Pourtant, la jeune Lee Fiora parvient à entrer à Ault, malgré ses origines modestes de la province américaine de l’Indiana. Les salaires de sa mère, secrétaire dans une compagnie d’assurances, et de son père, vendeur de matelas, ne pouvant subvenir aux frais de l’école, Lee a pu compter sur une bourse. De fait, même si cela est tacite, cela la relègue dans le groupe des minorités de l’école : les boursiers, les Noirs, les Asiatiques, les Latinos… La diversité n’est pas forcément de mise à Ault, et l’entre-soi est savamment cultivé, même si jamais la question de l’argent n’est mise sur la table. Tout est plutôt dans les détails : le choix de la décoration de la chambre du dortoir, les prédilections sportives en fonction du matériel à engager, l’hôtel de luxe où les parents séjournent quand ils viennent rendre visite à leur rejeton, les vacances dans les riches maisons familiales…

Même si Lee a tout mis en œuvre pour faire de son rêve de pensionnat une réalité, le constat, une fois sur place, est amer : elle peine à se faire des amis, ne parvenant jamais à faire l’effort d’outrepasser sa timidité ou les réserves qu’elle s’impose, refusant par exemple de se joindre aux soirées du samedi soir. Scolairement parlant, elle ne brille dans une aucune matière, et ne se distingue en rien. En d’autres termes, Lee se définit par sa solitude et, à bien des égards, sa bizarrerie.

« je songeai que ma venue à Ault avait été une erreur colossale. Jamais je n’aurais d’amis ; de la part de mes camarades je ne pourrais espérer, au mieux, que de la pitié. J’avais déjà perçu que j’étais différente d’eux, mais je m’étais figuré pouvoir me faire toute petite pendant un temps, comprendre comment ils fonctionnaient, puis me réinventer à leur image. A présent, j’étais démasquée. » (p.12)

Les seuls moments où elle parvient à exister ne sont guère flatteurs pour elle : elle tombe dans les pommes dans un magasin lors d’une sortie en extérieur ; elle devient la coupeuse de cheveux officielle des élèves, ne recevant pas toujours un merci ; elle crée le scandale en participant, avec toute son honnêteté, à un article quelque peu accusateur du New York Times sur le système des classes préparatoires américaines.

Les quatre années de Lee sur le campus d’Ault ont donc une valeur de passage initiatique, véritable mise à l’épreuve pour notre héroïne du grand écart entre ses origines sociales et le cénacle duquel elle tente de se rapprocher, sans grand succès.
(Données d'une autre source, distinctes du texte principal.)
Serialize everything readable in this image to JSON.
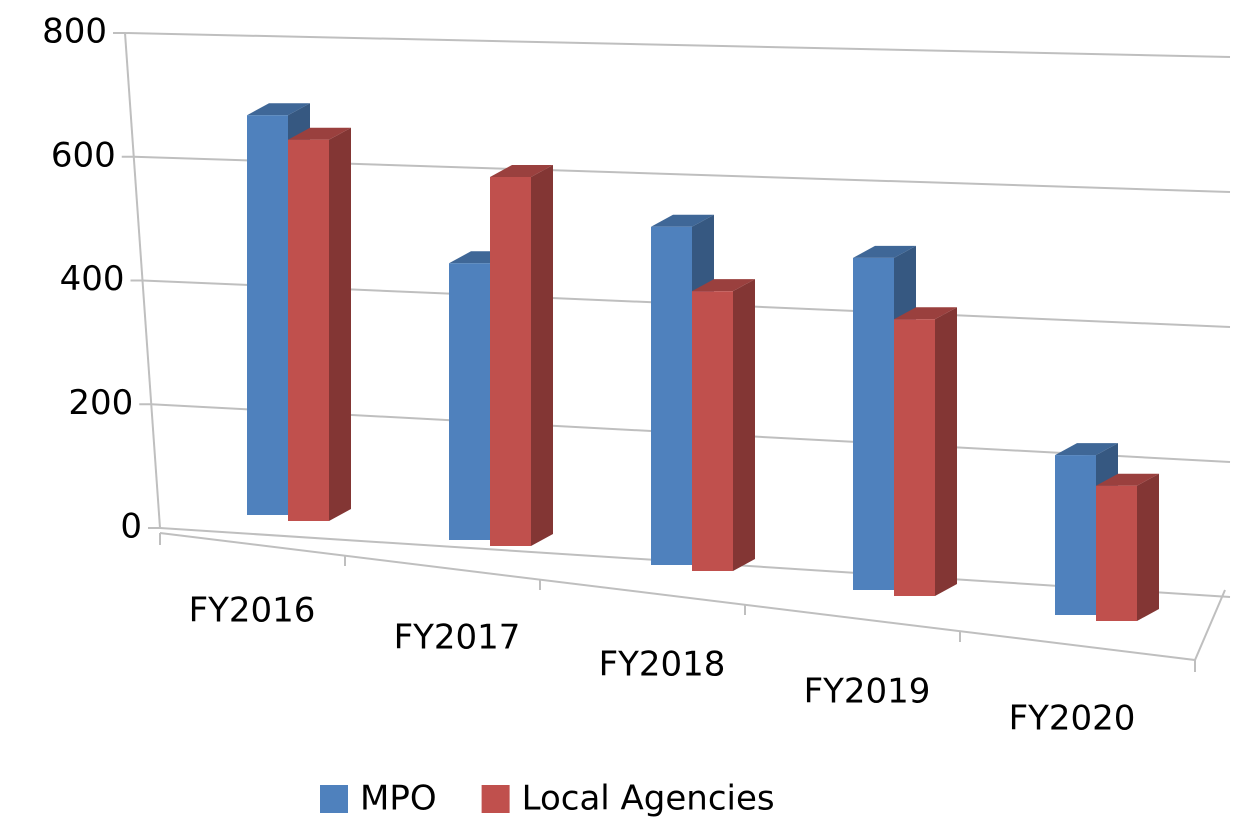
{
  "chart_data": {
    "type": "bar3d",
    "categories": [
      "FY2016",
      "FY2017",
      "FY2018",
      "FY2019",
      "FY2020"
    ],
    "series": [
      {
        "name": "MPO",
        "color": "#4f81bd",
        "values": [
          650,
          450,
          550,
          540,
          260
        ]
      },
      {
        "name": "Local Agencies",
        "color": "#c0504d",
        "values": [
          620,
          600,
          455,
          450,
          220
        ]
      }
    ],
    "ylim": [
      0,
      800
    ],
    "yticks": [
      0,
      200,
      400,
      600,
      800
    ],
    "grid": true,
    "legend": "bottom"
  }
}
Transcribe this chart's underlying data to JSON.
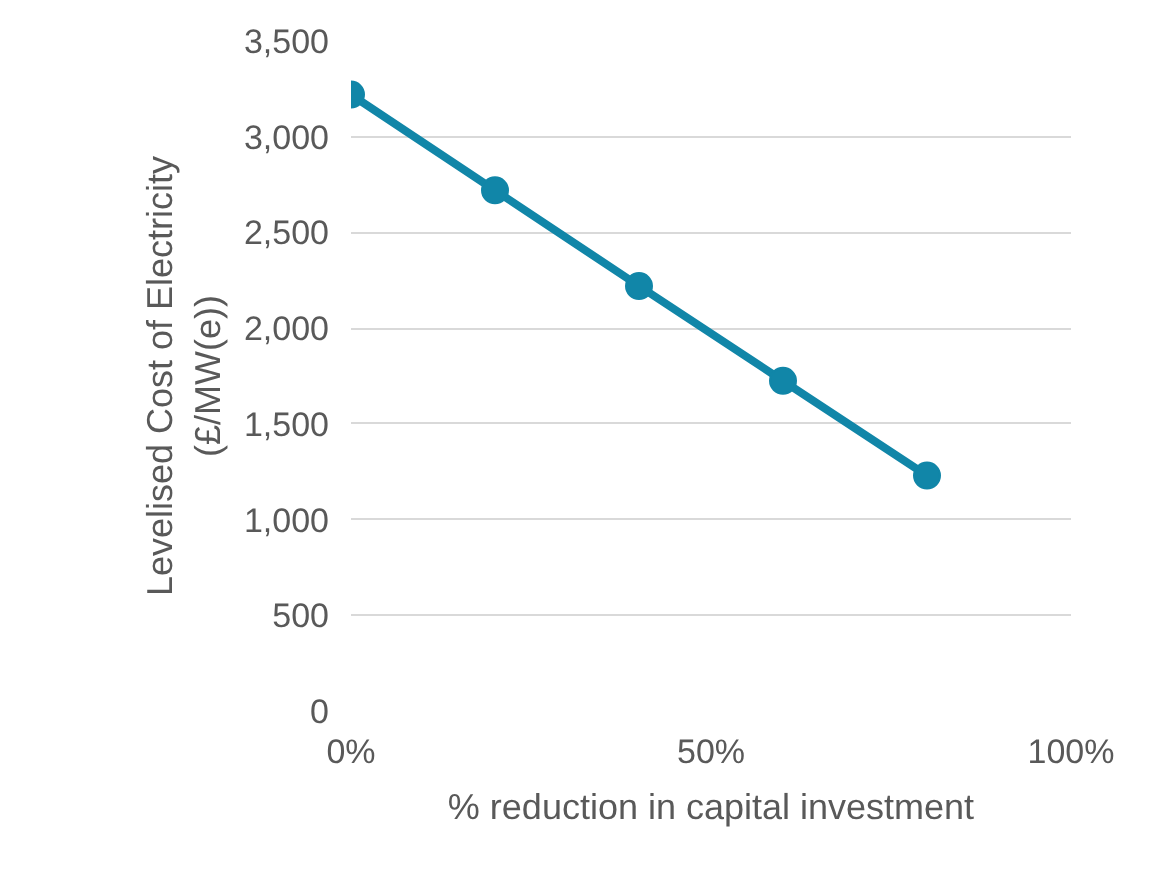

Ainsi, tout du long, c’est le sentiment d’inadéquation qui hante Lee : pas à l’aise avec ses camarades, elle mettra du temps à se lier à une véritable amie ; déconnectée de la réalité parfois triviale et grossière de ses parents, les quelques séjours dans sa ville natale se transforment en épreuve douloureuse.

« en fait je passais mon temps à observer les autres, à m’interroger sur eux, je restais éblouie par leur légèreté d’être, et effondrée par le gouffre vertigineux qui nous séparait, mon épouvantable manque d’aisance, mon incapacité à être naturelle. » (p.189)
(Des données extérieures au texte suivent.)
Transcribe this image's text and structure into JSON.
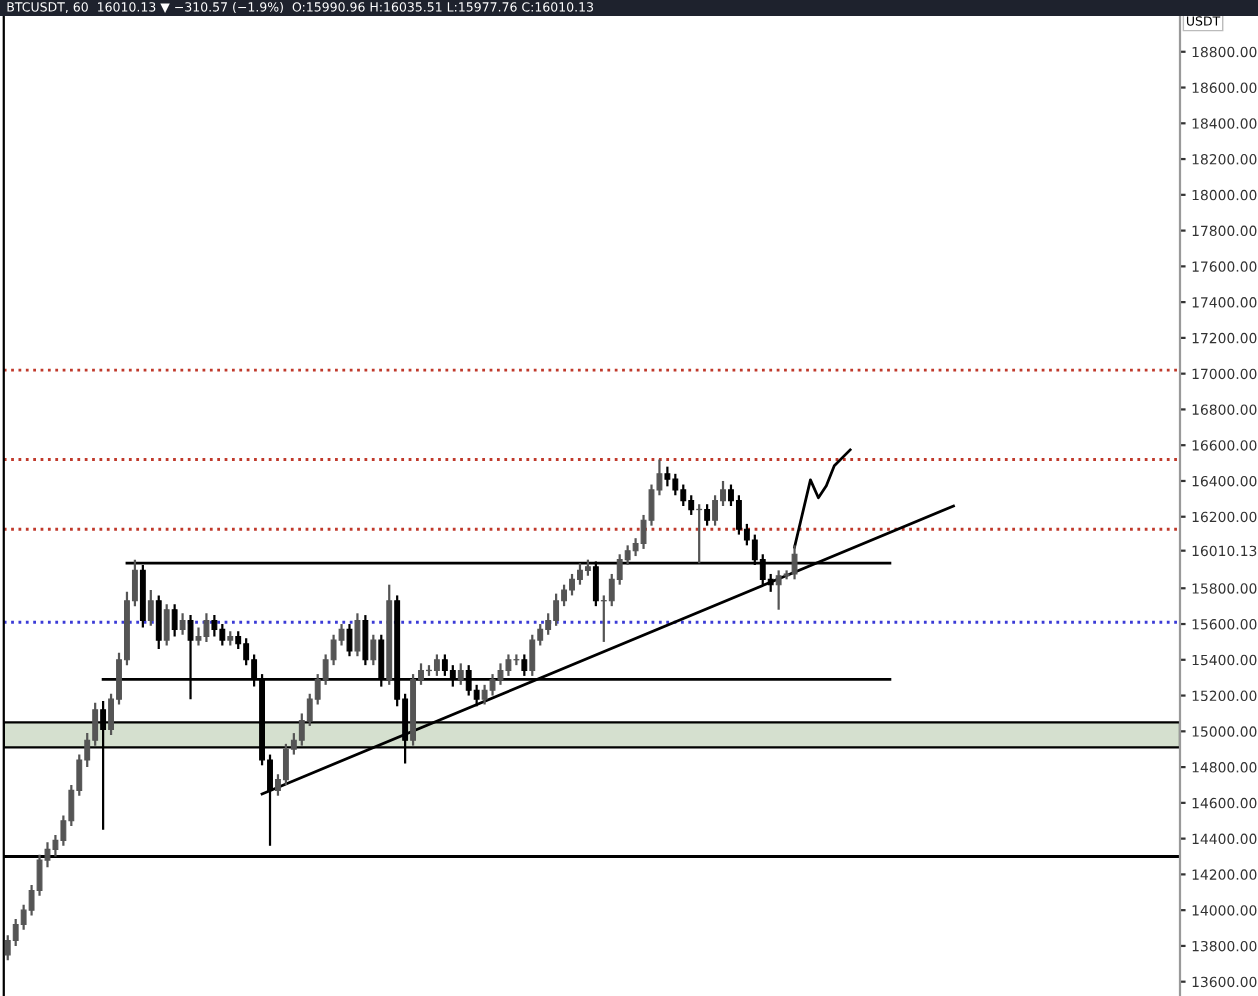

Au final, Campus est le récit d’une jeune fille qui se cherche, fragile et, à bien des égards, inadaptée.

« Le seul fait d’être moi me disqualifiait. » (p.285)

On a, à bien des reprises, l’envie de la secouer pour forcer un peu le destin, souvent clément en sa faveur. Mais Lee se complaît dans le recul, l’observation. Sans doute la fuite vers un ailleurs meilleur est-elle pour plus tard…
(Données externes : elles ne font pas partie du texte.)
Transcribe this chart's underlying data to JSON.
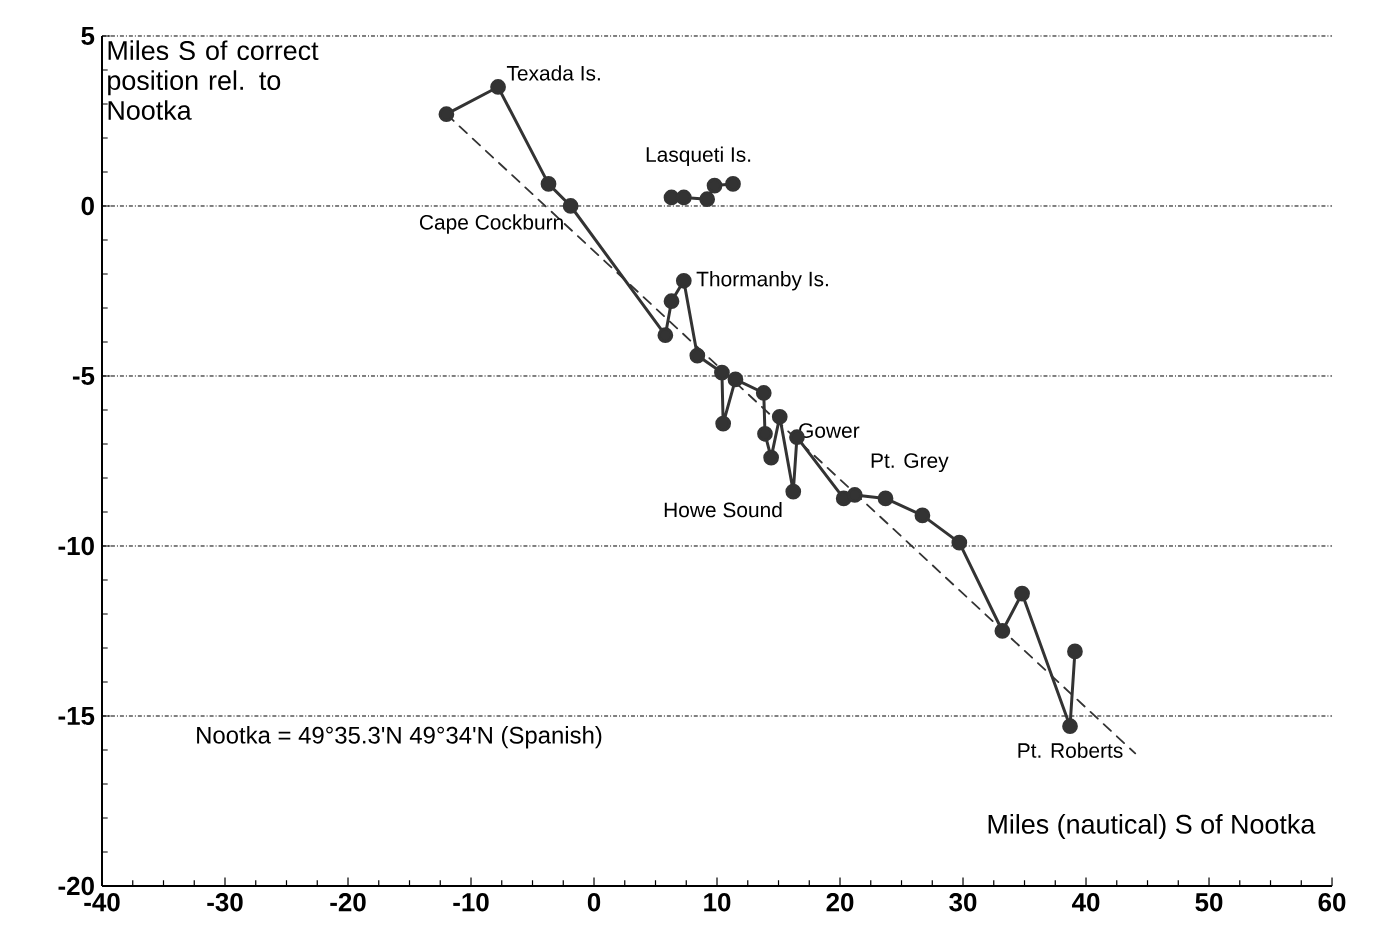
{
  "chart_data": {
    "type": "line",
    "xlabel": "Miles (nautical) S of Nootka",
    "ylabel": "Miles S of correct position rel. to Nootka",
    "xlim": [
      -40,
      60
    ],
    "ylim": [
      -20,
      5
    ],
    "xticks": [
      -40,
      -30,
      -20,
      -10,
      0,
      10,
      20,
      30,
      40,
      50,
      60
    ],
    "yticks": [
      -20,
      -15,
      -10,
      -5,
      0,
      5
    ],
    "grid": "y",
    "marker": "circle",
    "series": [
      {
        "color": "#333333",
        "x": [
          -12.0,
          -7.8,
          -3.7,
          -1.9,
          5.8,
          6.3,
          7.3,
          8.4,
          10.4,
          10.5,
          11.5,
          13.8,
          13.9,
          14.4,
          15.1,
          16.2,
          16.5,
          20.3,
          21.2,
          23.7,
          26.7,
          29.7,
          33.2,
          34.8,
          38.7,
          39.1
        ],
        "values": [
          2.7,
          3.5,
          0.65,
          0,
          -3.8,
          -2.8,
          -2.2,
          -4.4,
          -4.9,
          -6.4,
          -5.1,
          -5.5,
          -6.7,
          -7.4,
          -6.2,
          -8.4,
          -6.8,
          -8.6,
          -8.5,
          -8.6,
          -9.1,
          -9.9,
          -12.5,
          -11.4,
          -15.3,
          -13.1
        ]
      },
      {
        "color": "#333333",
        "x": [
          6.3,
          7.3,
          9.2,
          9.8,
          11.3
        ],
        "values": [
          0.25,
          0.25,
          0.2,
          0.6,
          0.65
        ]
      },
      {
        "type": "line",
        "color": "#333333",
        "line_style": "dashed",
        "marker": "none",
        "x": [
          -12.0,
          44.0
        ],
        "values": [
          2.7,
          -16.1
        ]
      }
    ],
    "annotations": [
      {
        "text": "Texada Is.",
        "x": -7.8,
        "y": 3.5
      },
      {
        "text": "Lasqueti Is.",
        "x": 8.5,
        "y": 0.4
      },
      {
        "text": "Cape Cockburn",
        "x": -1.9,
        "y": 0
      },
      {
        "text": "Thormanby Is.",
        "x": 7.3,
        "y": -2.2
      },
      {
        "text": "Gower",
        "x": 15.1,
        "y": -6.2
      },
      {
        "text": "Pt. Grey",
        "x": 20.3,
        "y": -8.6
      },
      {
        "text": "Howe Sound",
        "x": 16.2,
        "y": -8.4
      },
      {
        "text": "Pt. Roberts",
        "x": 38.7,
        "y": -15.3
      },
      "Nootka = 49°35.3'N  49°34'N (Spanish)"
    ]
  }
}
« Moi, je vivais ma vie comme à sa périphérie. Je ne faisais pas ce que je voulais, je ne disais pas ce que je pensais, et cette façon de m’étouffer et de me réprimer à longueur de temps m’épuisait ; ce que je faisais ne comptait jamais, j’imaginais toujours autre chose. » (p.50)

Roman social et récit initiatique (aux rites maladroitement accomplis voire ratés), ce premier roman de Curtis Sittenfeld paru en 2005 brille par la qualité du développement de ce microcosme représentatif de tout un système national. Le romanesque se fait discret derrière l’enquête de terrain. Cruel. Passionnant. Édifiant.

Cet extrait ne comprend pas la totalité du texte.